DEMAK, Lingkarjateng.id – Wakil Menteri Hak Asasi Manusia (Wamen HAM) Republik Indonesia, Mugiyanto, menegaskan penanganan banjir rob di Kabupaten Demak tidak bisa hanya dibebankan kepada pemerintah daerah. Diperlukan keterlibatan pemerintah provinsi dan pusat untuk mengatasi dampak yang semakin meluas.

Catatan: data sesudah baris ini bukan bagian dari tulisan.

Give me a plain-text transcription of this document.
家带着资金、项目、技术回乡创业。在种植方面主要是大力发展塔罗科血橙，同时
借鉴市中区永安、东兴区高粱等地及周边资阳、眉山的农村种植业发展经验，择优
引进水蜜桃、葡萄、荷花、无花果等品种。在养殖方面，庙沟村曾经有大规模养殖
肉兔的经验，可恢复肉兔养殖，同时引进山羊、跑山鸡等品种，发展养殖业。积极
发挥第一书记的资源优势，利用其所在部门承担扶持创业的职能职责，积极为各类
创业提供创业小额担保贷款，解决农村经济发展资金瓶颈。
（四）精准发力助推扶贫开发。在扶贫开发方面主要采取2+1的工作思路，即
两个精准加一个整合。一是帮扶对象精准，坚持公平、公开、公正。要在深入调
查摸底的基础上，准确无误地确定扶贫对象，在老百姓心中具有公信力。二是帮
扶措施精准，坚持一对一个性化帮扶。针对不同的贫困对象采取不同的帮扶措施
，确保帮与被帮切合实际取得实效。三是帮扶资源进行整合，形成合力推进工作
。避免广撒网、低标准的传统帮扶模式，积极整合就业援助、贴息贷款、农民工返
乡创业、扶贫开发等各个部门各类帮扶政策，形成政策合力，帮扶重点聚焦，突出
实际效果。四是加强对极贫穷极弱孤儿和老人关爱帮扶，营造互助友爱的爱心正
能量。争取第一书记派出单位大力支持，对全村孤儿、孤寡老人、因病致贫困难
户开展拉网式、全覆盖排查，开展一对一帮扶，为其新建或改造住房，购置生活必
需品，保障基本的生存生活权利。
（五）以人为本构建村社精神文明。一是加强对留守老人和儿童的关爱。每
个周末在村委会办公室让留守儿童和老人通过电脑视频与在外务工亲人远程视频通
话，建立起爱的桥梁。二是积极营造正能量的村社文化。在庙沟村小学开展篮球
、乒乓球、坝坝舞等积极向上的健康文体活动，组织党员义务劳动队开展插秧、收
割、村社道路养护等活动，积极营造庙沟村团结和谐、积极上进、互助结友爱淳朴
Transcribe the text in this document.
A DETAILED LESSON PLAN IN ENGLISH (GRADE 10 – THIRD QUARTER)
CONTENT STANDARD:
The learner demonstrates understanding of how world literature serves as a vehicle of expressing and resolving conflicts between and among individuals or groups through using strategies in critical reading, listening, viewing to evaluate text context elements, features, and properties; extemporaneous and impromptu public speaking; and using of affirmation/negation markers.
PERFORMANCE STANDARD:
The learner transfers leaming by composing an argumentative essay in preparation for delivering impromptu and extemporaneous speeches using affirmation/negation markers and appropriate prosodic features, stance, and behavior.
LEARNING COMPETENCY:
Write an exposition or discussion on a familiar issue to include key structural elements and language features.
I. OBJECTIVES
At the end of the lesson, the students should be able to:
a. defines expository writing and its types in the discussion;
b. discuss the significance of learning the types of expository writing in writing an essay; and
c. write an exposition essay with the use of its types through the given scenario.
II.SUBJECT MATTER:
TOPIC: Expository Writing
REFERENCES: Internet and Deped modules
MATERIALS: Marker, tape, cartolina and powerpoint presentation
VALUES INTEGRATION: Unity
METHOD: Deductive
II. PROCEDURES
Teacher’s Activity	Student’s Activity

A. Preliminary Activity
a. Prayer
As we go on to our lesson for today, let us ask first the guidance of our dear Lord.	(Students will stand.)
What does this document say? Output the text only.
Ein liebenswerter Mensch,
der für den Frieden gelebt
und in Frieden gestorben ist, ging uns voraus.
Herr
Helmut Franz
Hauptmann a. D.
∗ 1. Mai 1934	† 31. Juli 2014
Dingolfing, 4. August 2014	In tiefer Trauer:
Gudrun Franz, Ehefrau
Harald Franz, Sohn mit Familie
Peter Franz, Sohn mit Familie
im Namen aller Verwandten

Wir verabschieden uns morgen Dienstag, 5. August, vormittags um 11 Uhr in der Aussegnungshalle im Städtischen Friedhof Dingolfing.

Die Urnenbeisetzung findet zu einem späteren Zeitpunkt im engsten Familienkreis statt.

Menurut Mugiyanto, Demak menjadi salah satu wilayah yang paling terdampak perubahan iklim, khususnya akibat kenaikan permukaan air laut yang memicu banjir rob berkepanjangan di kawasan pesisir.
“Demak merupakan salah satu wilayah yang terdampak paling besar akibat kenaikan permukaan laut. Dampaknya dirasakan langsung oleh masyarakat pesisir yang setiap hari harus menghadapi banjir rob,” ujarnya saat berada di Demak, belum lama ini.
Ia menjelaskan, banjir rob tidak hanya merendam permukiman warga, tetapi juga mengganggu aktivitas ekonomi, kesehatan, serta menurunkan kesejahteraan masyarakat. Kondisi tersebut dinilai membutuhkan penanganan terpadu lintas sektor.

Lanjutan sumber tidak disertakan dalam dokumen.